La semana pasada, los nacionalistas corsos saludaron la llegada del Ministro de Interior, Daniel Vaillant, con un asesinato. Pero un asesinato sin importancia, ya que se trataba de otro miembro de la “banda de Santoni”, a la que están diezmando impunemente los de las bandas rivales, los amigos del Otegui corso, Talamoni. Cuando a esos se les mata, todos echan una manta de mula sobre los cadáveres: un “ajuste de cuentas entre bandidos”.

Pero, ¿quién no es bandido en Córcega? Para complacer a los nacionalterroristas del bando Talamoni, quienes chantajean al gobierno, el ministro prometió que a los presos nacionalistas se les reagruparía en la cárcel de Borgo, en Córcega, cárcel que, por cierto, tiene el “guinness de los records” de las fugas, hasta con fax se les libera. Se armó un escándalo, la oposición y la oposición a medias (Chevenement), acusaron al gobierno de “rajarse” una vez más ante los nacionalistas, y el gobierno se puso a tartamudear como un esquizoparanoico. La pobre Lebranchu, la ministra de Justicia, que siempre parece estar buscando sus gafas perdidas, declaró que ni hablar, que sólo se trataba de un proyecto de construcción de nuevas cárceles, con criterios “autonómicos”: en Bretaña para los bretones, en París para los parisinos, y ¿por qué no en Córcega para los corsos? Lionel Jospin, como de costumbre, dijo cualquier cosa y su contrario, y contradiciendo sus propias declaraciones de hace unos meses, cuando afirmaba que el reagrupamiento de los presos corsos en Córcega, ni era posible, ni deseable, dice ahora que ¿Por qué no?

Desde luego, no se trata de una concesión a los nacionalistas extremistas, ni de un primer paso hacia la amnistía que estos exigen, se trata sencillamente dice de reunir en Córcega, no a los presos, sino únicamente a los condenados a largas penas. Me entero, como el 99% de los franceses —esta cifra me recuerda los resultados de las democráticas elecciones en los países comunistas— de que estos condenados a largas penas son ocho terroristas corsos, ni uno más, ni uno menos. Y uno se pregunta ¿para qué tanto batiburrillo? ¿Para qué tantas construcciones de nuevas cárceles, por qué tanta polémica, tratándose de ocho condenados? Tal vez la pregunta más políticamente incorrecta, aunque muy importante, sea: ¿Cómo es posible que, teniendo en cuenta los asesinatos, bombas, la extorsión del “impuesto patriótico”, y todo lo demás, sólo sean ocho los condenados? La respuesta es obvia: en Córcega, no son los muertos los que gozan de paz, sino los asesinos, a quienes ni se persigue, ni se detiene, ni, claro, se les condena.

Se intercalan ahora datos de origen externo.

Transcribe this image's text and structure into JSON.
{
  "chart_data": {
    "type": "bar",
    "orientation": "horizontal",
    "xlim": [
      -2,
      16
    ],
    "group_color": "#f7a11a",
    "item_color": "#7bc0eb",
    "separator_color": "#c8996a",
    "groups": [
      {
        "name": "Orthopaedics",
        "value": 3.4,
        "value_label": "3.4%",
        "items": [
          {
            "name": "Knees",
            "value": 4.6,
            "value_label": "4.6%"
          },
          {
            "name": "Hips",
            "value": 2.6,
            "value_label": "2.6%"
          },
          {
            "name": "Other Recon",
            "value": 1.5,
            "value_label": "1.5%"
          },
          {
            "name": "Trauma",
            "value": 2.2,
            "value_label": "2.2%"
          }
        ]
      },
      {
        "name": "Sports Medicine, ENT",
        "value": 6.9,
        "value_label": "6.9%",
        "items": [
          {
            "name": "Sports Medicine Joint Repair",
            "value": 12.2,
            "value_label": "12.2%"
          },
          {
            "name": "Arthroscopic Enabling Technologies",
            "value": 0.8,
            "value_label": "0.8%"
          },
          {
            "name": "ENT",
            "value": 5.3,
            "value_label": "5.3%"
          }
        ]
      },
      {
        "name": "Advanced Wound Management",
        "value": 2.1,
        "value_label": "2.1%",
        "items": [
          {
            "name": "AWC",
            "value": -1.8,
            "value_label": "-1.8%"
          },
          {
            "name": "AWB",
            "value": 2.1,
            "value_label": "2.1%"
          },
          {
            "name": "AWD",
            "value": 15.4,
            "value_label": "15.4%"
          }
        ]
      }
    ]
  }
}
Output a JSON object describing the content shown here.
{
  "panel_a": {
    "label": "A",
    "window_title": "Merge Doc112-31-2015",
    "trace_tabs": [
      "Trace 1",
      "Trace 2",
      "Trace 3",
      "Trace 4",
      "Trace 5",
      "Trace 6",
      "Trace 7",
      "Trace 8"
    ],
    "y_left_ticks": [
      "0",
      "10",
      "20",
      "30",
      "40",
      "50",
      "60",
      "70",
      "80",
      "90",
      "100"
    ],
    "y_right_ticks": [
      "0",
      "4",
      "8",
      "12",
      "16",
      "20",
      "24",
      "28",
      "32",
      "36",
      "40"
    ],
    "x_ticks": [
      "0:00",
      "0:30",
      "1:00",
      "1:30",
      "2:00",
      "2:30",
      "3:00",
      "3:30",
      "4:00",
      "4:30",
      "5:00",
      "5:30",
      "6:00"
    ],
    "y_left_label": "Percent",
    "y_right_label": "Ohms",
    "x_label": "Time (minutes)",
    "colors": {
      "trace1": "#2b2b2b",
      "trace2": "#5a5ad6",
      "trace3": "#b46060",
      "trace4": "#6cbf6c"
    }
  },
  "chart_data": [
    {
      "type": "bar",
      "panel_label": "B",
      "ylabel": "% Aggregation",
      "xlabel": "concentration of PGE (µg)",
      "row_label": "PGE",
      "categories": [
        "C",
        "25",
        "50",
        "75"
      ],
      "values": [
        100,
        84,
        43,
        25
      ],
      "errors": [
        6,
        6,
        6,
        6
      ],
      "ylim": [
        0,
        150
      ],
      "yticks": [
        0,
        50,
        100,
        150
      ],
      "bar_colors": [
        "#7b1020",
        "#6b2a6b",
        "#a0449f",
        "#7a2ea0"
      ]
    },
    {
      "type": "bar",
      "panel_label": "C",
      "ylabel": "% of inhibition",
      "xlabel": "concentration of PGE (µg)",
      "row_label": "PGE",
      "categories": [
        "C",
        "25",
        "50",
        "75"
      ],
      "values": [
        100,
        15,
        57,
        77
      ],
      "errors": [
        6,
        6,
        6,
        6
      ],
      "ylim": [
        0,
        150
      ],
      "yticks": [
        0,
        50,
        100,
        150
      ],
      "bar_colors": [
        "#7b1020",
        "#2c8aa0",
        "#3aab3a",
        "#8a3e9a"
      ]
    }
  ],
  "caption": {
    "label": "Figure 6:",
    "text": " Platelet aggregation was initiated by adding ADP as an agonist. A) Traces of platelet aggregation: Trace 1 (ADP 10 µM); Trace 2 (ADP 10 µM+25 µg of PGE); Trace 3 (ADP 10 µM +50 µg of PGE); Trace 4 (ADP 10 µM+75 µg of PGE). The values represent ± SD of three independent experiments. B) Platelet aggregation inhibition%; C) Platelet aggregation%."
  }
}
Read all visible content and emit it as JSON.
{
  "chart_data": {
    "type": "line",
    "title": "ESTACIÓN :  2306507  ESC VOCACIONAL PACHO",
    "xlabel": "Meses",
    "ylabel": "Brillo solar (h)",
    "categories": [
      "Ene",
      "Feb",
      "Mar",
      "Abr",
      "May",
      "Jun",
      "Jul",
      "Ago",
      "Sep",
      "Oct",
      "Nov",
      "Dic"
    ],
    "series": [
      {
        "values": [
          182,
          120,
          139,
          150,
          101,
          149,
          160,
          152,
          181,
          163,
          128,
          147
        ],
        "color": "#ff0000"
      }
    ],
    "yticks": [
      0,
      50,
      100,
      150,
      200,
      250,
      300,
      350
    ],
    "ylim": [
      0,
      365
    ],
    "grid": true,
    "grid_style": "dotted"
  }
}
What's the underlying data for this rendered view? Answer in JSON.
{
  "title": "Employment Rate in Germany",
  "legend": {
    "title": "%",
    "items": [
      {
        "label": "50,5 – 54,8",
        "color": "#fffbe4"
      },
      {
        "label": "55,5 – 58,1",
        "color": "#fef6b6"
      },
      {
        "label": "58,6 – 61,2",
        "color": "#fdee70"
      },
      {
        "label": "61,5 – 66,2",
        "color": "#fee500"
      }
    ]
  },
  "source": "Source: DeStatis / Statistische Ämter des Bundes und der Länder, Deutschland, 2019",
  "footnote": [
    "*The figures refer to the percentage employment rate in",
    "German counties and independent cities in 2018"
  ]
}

Me gustaría introducir un testimonio personal en esta polémica sobre Córcega. Mi mujer y yo tenemos una amiga que éste verano fue invitada a pasar una semana de vacaciones en Córcega. Sus huéspedes, suizos, le aconsejaron que no dijera que vivía en París, porque eso podía molestar a los “indígenas” que, por lo visto, odian París, capital de la opresión colonial. Anita, que es su nombre, dijo que vivía en Ginebra, y no pasó nada. Pero sintió un clima tenso, desagradable. Claro que todo esto es muy subjetivo y que otros franceses pueden tener otros recuerdos de sus vacaciones en Córcega, pero eso no quita, me temo, que la situación en la isla, este bastante podrida, y sea de difícil solución. Este Gobierno —como otros, desde luego— se encuentra en un callejón sin salida. ¿Hay que imponer, caiga quien caiga, la “ley republicana, o hay que vender Córcega a sus antiguos propietarios: Génova? Desde luego, los Verdes suecos, dirían: que los corsos decidan democráticamente, mediante elecciones, su futuro. Pero, ¿conocen las posibilidades de las mafias corsas para manipular elecciones? Yo no.